Он совершенно не знал, что сказать. На лице Анны он читал выражение обиды, облегчения, любви. Надо было встать, подойти к ней, обнять. Но он так и остался сидеть и только произнес:

— Иди ко мне!

И она встала, и села к нему на колени, и прислонила голову к его плечу. Он обнимал ее, устремив взгляд поверх ее головы куда-то туда, где над крышами виднелась колокольня. Рассказать ей о том, что сегодня было у него с Рене?

— Почему ты качаешь головой?

«Потому что только что решил не рассказывать тебе о другом мимолетном приключении, которое у меня сегодня…»

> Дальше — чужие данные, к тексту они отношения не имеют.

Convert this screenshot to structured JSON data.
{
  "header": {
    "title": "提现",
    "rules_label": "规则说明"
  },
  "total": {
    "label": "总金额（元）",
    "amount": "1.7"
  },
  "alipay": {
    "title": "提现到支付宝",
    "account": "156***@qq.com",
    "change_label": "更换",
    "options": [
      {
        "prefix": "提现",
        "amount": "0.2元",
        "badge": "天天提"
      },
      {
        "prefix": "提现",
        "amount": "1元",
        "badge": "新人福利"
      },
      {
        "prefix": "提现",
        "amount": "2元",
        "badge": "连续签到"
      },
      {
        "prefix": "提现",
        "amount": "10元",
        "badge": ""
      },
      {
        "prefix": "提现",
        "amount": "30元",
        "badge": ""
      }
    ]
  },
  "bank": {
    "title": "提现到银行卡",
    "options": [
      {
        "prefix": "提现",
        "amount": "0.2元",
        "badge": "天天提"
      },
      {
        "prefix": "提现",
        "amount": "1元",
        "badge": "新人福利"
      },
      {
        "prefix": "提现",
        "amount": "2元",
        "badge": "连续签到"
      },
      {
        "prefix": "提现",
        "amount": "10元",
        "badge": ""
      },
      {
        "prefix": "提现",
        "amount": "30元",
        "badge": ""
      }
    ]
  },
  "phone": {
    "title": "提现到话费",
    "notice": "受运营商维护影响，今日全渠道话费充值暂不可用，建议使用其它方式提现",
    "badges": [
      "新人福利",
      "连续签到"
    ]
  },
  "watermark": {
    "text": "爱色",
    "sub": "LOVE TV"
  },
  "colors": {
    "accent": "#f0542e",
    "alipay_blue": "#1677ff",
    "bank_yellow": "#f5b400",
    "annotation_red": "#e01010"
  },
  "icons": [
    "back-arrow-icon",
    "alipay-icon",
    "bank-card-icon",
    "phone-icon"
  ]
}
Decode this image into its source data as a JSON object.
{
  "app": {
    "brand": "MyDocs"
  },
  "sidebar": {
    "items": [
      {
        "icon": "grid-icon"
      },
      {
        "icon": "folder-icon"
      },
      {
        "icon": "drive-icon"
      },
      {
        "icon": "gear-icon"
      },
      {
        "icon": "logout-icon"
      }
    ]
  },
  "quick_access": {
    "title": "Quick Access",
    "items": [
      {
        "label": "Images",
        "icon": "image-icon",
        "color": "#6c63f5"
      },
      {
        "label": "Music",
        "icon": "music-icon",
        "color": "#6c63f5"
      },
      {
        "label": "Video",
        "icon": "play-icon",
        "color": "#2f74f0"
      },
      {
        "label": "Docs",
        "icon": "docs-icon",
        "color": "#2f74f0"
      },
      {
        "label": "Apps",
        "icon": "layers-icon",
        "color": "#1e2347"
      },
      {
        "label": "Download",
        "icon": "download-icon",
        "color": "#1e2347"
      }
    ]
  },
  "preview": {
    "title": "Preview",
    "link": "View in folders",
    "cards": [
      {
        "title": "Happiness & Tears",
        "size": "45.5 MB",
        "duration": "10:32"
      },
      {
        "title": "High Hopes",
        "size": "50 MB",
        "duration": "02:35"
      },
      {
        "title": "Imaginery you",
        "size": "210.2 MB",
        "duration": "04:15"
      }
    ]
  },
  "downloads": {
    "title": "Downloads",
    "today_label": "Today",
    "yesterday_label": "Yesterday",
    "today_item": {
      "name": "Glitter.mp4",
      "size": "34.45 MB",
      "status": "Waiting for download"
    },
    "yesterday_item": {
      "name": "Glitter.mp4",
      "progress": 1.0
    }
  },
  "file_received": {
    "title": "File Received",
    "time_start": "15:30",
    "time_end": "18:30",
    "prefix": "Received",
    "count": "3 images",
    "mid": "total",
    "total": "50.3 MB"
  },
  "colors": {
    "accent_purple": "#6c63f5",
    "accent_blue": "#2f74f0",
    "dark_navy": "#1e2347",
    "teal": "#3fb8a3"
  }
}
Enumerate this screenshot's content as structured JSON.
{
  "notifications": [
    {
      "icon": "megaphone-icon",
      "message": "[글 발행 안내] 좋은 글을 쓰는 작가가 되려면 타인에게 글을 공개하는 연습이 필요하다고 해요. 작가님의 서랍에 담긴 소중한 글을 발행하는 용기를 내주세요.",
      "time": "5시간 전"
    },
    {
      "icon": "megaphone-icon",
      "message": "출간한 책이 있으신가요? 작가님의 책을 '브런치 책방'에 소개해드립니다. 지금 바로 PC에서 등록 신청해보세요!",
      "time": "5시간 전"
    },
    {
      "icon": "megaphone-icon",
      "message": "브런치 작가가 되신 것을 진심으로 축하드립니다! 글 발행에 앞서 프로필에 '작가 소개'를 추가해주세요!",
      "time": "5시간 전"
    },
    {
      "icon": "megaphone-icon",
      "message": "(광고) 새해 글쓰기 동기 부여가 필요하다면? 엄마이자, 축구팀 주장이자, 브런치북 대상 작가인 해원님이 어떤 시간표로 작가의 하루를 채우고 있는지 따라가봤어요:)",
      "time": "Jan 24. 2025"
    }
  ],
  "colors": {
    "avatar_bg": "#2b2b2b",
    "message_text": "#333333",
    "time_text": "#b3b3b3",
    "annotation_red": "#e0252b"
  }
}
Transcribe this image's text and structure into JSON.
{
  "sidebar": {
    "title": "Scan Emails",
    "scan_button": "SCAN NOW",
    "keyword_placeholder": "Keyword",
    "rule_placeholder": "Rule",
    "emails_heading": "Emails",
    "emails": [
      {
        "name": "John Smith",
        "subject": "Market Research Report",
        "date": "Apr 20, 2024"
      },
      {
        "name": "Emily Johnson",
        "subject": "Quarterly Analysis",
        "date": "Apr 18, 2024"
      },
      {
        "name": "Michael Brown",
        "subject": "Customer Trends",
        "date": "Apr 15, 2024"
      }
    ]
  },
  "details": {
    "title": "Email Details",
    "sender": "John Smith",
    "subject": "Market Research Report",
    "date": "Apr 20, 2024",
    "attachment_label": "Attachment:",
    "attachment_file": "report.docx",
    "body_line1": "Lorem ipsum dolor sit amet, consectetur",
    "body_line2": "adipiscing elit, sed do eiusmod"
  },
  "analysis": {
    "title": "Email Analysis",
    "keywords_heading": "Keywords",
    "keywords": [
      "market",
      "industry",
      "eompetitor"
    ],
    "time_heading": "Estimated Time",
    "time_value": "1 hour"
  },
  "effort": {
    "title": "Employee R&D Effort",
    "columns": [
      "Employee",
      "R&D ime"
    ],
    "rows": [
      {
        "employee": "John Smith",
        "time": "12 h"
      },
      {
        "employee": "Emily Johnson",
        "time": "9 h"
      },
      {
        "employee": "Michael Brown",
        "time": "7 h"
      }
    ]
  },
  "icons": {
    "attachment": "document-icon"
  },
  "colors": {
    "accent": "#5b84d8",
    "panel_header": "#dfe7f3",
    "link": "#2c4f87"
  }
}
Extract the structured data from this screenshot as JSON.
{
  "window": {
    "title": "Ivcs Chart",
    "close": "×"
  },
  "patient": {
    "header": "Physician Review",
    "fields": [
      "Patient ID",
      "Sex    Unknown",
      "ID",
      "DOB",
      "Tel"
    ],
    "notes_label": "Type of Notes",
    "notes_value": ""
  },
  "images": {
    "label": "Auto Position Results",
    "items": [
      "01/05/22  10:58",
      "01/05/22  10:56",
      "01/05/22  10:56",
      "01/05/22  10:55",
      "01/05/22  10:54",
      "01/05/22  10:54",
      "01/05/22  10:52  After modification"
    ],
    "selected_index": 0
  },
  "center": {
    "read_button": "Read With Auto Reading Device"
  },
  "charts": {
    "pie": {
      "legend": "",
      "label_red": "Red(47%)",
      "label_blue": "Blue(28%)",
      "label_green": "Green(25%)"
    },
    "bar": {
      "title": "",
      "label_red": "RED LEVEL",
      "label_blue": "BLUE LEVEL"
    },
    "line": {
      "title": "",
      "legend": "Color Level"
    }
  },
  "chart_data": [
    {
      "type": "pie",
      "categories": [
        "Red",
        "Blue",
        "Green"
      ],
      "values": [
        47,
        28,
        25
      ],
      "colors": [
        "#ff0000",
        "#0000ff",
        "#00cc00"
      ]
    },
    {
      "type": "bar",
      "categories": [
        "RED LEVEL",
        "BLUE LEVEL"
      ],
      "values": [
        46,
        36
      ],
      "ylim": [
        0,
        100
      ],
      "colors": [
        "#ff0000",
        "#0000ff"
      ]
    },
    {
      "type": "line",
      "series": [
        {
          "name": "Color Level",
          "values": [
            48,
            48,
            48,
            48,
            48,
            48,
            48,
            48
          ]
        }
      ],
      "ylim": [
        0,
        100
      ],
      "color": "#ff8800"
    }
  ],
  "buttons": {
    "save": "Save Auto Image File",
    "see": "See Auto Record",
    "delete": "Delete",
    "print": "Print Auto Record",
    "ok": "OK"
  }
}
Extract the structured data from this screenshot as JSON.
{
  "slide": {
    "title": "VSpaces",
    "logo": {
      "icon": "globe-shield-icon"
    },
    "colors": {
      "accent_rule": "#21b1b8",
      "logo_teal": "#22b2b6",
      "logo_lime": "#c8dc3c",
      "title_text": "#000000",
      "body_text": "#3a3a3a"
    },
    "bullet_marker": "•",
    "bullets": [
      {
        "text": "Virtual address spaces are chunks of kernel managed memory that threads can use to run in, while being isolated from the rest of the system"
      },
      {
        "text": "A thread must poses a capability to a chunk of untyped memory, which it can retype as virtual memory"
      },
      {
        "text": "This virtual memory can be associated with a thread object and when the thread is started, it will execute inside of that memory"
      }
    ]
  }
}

— Я просто подумал, что мы чуть было не…

— Я знаю.

13

Они больше не заговаривали о Баден-Бадене, не заговаривали ни о Терезе, ни о правде и лжи. Не потому, что ничего не случилось. Если бы ничего не случилось, они бы как ни в чем не бывало начали пререкаться. А так они старательно обходили друг друга, чтобы не задеть. Они стали работать больше, чем в начале своего отпуска, и в конце концов она закончила свою статью о гендерных различиях и эквивалентном праве, а он — пьесу о двух банкирах, застрявших накануне выходных в лифте. В постели они тоже вели себя несколько сдержанно.

А в последний вечер они еще раз побывали в ресторане в Бонньё. Сидя на террасе, они наблюдали, как заходило солнце и наступила ночь. Синева неба сменилась густой чернотой, заблестели звезды, застрекотал хор цикад. Чернота, блеск, стрекочущий хор были празднеством ночи. Но предстоящее расставание настраивало их на меланхолический лад. Вдобавок звездное небо вызывало у него мысли о нравственном законе и о часах, проведенных с Рене.

— Ты все еще обижена на меня за то, что я многого недосказывал Терезе о тебе, а тебе о Терезе?

Она покачала головой:

— Мне было грустно это узнать. Но я не держу на тебя обиды. А ты? Ты не держишь обиды на меня за то, что я подозревала тебя и шантажировала? Ведь если называть вещи своими словами, я тебя шантажировала, а ты, любя меня, терпел, что я тебя шантажирую.